NSSU netball selection under fire

Action from the Capricorn Schools Netball League. File photo

The Namibia School Sport Union (NSSU) has come under fire from a group of concerned parents calling on the minister of sport, youth and national service, Agnes Tjongarero, to launch a thorough investigation into schools netball.
Alta van Zyl, the sport coordinator of Windhoek Gymnasium, on Monday sent an email addressed to Tjongarero, as well as the chairperson of the Namibia Sports Commission, Cilas Wilders, the secretary general of the Namibia Olympic Committee, Joan Smit, and the technical adviser of Netball Namibia, Pully Mogami, in which they query the selection process for national under-17 and under-18 teams participating in the Telkom Netball Challenge in South Africa next month.
Van Zyl says a list of 37 players was selected, but after numerous complaints it was enlarged to 65 players.
She, however, maintains that the selection process was flawed and haphazard, and is now asking what criteria was used to select the players, who the selectors were, and when and where selection took place.
“We have contacted the NSSU, but have received no feedback. It is our impression that these players were randomly selected by the national committee, and names were added by the regional convenors on their request.
“In addition many of them are from schools where national committee members are involved. On the other hand, Khomas was requested to only add three under-17 and three under-18 players, and Khomas adhered to that request,” Van Zyl says.
“It is of great concern that some of the best players in the country, who are in the national under-19 squad, were not invited. Surely they should also be considered for the list, as these players played in the Namibian Newspaper Cup and were scouted during the event.
“Unfortunately, before the list was released, there was only one school tournament in Namibia where players could have been scouted and that was the Super League Tournament of 18 May, where only 20 schools participated.
“Is that how we are selecting national teams, or are players supposed to be chosen on merit?” she asks.
Van Zyl says schools netball in Namibia is in disarray.
“Our schools netball has been in disarray since January 2023. Since then national trials have been cancelled, as well as the regional play-offs. Our girls were left in the cold, while rugby and hockey continued with their national selection and international participation.
“Our appeals and complaints are clearly falling on deaf ears. A few of the national committee members quit due to these practices which go against their beliefs of what is right and fair, and the new committee is totally out of its depth to get us back on track,” she says.
Requesting a “thorough investigation into schools” netball as the main sport for girls in Namibia, Van Zyl is asking for a clear audit regarding the NSSU’s distribution of finances among the different sport codes, adding that the NSSU was not developing the sport at grassroots level.

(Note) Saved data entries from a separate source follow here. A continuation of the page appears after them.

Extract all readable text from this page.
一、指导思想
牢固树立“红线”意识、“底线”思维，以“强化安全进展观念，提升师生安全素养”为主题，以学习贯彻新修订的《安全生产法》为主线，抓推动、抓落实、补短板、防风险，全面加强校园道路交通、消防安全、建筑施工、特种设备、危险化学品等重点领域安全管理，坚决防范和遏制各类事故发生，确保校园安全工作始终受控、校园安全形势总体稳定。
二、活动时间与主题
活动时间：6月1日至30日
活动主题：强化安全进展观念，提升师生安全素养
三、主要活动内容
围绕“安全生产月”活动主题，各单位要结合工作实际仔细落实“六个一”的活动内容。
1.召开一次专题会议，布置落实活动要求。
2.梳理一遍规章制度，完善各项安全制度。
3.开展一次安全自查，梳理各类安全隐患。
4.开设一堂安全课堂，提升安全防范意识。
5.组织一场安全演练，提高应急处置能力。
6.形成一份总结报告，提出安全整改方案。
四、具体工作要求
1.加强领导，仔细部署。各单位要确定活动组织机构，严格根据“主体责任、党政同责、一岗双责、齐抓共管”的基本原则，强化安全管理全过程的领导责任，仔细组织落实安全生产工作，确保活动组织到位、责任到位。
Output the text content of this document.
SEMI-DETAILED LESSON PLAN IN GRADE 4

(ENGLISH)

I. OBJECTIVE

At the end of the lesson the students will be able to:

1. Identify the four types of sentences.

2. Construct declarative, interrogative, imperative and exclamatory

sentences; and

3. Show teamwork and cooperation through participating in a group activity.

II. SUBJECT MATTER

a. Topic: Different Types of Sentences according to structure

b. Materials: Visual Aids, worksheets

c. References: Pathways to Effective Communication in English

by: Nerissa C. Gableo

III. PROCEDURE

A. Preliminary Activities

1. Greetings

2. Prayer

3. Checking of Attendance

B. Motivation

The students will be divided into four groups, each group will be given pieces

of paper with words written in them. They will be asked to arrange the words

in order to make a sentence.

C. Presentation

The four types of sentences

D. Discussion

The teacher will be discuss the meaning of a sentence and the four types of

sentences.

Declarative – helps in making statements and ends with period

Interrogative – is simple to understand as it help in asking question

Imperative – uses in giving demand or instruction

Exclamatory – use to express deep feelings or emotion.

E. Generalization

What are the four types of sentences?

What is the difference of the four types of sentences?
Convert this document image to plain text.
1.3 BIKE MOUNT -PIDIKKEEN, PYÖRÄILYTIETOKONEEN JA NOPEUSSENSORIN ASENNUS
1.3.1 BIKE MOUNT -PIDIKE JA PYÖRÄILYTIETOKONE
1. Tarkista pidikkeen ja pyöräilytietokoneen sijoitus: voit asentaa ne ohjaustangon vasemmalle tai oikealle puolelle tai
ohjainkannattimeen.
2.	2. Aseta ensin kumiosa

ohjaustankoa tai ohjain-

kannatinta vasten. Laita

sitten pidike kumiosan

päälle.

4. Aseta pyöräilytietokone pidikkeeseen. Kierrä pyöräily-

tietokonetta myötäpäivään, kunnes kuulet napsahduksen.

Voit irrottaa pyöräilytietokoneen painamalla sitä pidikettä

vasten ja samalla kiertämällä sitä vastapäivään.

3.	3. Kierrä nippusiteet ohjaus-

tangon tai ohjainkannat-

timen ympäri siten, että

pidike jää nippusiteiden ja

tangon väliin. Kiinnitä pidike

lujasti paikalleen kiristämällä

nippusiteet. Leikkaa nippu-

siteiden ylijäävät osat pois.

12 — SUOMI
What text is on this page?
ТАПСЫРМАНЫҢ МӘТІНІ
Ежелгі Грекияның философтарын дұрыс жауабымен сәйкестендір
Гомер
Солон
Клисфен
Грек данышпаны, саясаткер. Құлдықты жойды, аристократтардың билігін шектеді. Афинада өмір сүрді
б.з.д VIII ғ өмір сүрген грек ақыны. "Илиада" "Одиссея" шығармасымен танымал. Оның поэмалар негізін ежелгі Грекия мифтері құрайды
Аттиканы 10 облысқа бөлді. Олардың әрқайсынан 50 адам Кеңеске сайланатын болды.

“Netball Namibia has restructured and is using pathways to ensure that the national team’s feeding sources are ready and well managed, but the NSSU, which is responsible for grassroots development, is not playing its part. What steps are being put in place by the NSSU to change this?” she asks.
A source, who preferred to remain anonymous, says before 2023 regional trials took place annually, with the top two schools invited to national play-offs in Windhoek, from which national age group teams were selected.
This has, however, ceased, with no organised schools leagues or trials taking place in the regions any more.
Currently there are only two schools leagues in the country – the Capricorn Super League in which 25 schools usually compete, and the Khomas League, with more than 100 teams participating.
Van Zyl also asks why the parents of Craven Week rugby players are allowed to contribute N$7 500 to their tour expenses, but netball teams are not allowed to tour if the NSSU cannot cover all expenses.
Ministry spokesperson Jessica Jossob yesterday said the ministry could not comment on the matter.
“The said letter has not even reached us,” she said.